5 Common Myths Associated With Divorce Child Support
Child custody and support is one of the most important issues when it comes to a divorce settlement. The fact that your parting ways impacts the child most made our visionary lawmakers to frame laws that minimize the impact of separation as far as upbringing of the child is concerned. Both parents continue to be legally and morally responsible for the child after their divorce settlement. However most people have vague understanding of divorce child support and this has given space to many myths that people believe in. Here we take a look at five popular myths regarding divorce child support in the state of Texas.
- Support The Child Directly-Though you may have little to do with your former spouse after a divorce and think that child support is only for your children, your child support won’t directly go to the child but your ex-spouse who has their custody. In fact the parent who has the custody of the child needs to manage the day to day needs of the child and hence you would need to make payments to him/her as long as the child continues to live with him/her.
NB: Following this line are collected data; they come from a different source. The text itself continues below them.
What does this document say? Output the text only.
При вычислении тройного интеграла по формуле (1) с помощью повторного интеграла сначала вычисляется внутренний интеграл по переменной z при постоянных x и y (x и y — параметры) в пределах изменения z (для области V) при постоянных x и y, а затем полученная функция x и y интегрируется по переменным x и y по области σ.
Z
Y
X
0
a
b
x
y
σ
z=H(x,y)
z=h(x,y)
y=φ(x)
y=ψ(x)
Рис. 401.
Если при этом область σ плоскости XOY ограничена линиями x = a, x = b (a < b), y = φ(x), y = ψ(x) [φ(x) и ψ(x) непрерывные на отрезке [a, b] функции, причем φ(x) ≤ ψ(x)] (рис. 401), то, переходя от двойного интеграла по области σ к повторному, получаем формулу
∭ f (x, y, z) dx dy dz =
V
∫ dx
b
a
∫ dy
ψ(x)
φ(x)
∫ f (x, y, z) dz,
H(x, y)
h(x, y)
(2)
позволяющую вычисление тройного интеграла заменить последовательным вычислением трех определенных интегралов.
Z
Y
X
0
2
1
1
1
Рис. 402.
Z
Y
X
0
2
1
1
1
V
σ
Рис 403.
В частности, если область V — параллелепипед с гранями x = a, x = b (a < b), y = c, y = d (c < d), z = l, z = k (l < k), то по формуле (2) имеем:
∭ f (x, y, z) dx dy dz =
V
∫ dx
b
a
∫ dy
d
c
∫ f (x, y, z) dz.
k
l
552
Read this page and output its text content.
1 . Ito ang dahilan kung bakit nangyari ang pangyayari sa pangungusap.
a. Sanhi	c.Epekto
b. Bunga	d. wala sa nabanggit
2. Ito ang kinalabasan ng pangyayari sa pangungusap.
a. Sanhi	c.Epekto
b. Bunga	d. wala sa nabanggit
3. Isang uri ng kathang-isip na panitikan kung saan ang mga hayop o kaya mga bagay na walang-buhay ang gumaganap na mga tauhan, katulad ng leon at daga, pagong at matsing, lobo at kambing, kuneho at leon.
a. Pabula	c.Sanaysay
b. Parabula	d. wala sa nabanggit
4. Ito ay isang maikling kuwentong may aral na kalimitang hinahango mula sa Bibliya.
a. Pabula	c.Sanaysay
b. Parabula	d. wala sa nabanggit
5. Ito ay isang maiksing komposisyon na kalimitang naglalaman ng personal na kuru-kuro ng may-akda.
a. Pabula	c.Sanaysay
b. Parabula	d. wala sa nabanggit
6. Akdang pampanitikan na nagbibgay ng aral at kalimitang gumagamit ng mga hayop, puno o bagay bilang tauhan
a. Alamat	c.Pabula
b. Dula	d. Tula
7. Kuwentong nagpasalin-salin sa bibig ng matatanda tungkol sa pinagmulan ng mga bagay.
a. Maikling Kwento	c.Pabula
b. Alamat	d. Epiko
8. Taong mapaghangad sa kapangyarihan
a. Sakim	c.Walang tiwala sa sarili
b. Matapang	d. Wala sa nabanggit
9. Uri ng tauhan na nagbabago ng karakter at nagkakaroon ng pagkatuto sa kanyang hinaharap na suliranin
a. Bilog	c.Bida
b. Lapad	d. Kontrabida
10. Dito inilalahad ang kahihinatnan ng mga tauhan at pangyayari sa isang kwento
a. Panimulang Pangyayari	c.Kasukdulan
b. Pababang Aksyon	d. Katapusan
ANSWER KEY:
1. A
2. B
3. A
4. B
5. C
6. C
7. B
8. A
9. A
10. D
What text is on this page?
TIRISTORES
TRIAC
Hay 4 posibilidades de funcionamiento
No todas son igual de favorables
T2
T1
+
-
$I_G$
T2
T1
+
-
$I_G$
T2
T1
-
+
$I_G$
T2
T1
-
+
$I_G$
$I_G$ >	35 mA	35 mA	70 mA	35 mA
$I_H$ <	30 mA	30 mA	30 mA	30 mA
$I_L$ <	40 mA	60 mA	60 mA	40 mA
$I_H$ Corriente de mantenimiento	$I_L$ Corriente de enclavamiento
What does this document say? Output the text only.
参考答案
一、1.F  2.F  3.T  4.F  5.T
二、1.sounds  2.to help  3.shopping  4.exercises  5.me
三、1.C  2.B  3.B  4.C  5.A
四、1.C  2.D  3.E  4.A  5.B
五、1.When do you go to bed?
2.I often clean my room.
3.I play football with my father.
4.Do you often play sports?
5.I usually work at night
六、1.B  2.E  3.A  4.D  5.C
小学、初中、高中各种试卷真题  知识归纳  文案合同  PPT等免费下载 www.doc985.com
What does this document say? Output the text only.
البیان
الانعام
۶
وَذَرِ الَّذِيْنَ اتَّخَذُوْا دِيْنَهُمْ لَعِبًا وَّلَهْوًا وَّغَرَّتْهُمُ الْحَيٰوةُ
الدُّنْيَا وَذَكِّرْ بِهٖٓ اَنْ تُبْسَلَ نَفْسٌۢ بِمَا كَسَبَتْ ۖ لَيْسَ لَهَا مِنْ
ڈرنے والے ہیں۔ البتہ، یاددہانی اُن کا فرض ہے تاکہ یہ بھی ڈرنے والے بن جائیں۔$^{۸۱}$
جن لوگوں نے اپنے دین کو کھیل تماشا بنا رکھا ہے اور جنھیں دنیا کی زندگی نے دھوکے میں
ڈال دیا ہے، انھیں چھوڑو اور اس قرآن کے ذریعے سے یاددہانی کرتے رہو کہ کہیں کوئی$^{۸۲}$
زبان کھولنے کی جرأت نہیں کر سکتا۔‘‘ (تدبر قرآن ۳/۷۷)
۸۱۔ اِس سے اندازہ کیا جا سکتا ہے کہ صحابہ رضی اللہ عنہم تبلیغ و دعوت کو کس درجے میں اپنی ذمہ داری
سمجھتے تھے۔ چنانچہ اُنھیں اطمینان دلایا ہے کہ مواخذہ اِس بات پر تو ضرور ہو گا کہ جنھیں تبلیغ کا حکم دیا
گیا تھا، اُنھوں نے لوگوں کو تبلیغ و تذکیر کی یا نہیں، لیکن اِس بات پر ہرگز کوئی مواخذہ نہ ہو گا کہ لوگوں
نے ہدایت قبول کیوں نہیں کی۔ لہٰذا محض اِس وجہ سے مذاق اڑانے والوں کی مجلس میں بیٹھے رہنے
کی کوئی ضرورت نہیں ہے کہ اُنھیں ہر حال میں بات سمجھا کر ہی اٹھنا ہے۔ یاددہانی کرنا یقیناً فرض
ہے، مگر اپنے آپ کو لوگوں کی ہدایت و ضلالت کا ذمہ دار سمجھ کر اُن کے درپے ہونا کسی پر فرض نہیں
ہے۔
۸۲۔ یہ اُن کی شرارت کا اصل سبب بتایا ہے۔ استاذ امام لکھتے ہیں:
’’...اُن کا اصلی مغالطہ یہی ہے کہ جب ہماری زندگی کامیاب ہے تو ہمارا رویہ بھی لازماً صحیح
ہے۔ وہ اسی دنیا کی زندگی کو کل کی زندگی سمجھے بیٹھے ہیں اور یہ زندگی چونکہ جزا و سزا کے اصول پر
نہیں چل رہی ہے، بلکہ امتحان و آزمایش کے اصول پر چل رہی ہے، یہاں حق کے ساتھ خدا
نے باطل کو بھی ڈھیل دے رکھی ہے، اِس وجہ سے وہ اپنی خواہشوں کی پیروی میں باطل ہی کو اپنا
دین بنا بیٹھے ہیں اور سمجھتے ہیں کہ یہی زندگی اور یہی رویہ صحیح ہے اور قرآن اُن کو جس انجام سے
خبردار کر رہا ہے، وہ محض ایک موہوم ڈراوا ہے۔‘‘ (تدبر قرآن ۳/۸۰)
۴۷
- Child Support Stops At 18- Seasoned child support divorce lawyers would tell you that this is one of the most popular myths that their clients think is true. While this was true in the past, recent amendments to the law have ensured that child support may continue even after the child has attained the age of 18 such as if the child is still in the high school, or the child is facing economic hardship and needs special support.
- Child Support Stays Unchanged-Since your divorce was finalized by the court and the initial child support payments were fixed you may think that it would stay unchanged. However this is far from truth as child support can be increased or decreased when there has been change in income or when one parent has lost job or there has been a drastic change in the child’s life such as illness or accident that requires additional monetary expenditure on the part of the parent who has the child’s custody.
- You Decide Where Money Is Spent-While this may seem a valid argument but the parent who has the custody of the child and receives the child support amount owes no legal obligation to inform you where and how the money is being spent. However if you believe that your ex-spouse isn’t using child support properly and is instead using it to fund his/her personal life you can always ask for child support payment modification.
- State System of Payment Is Flawless-This usually happens with parents who are paying the support through a state system and consider it a waste of time to track whether the payment is being made on time. You would be surprised to know that the divorce child support system is prone to errors and you may even end up being overcharged as has happened with many parents.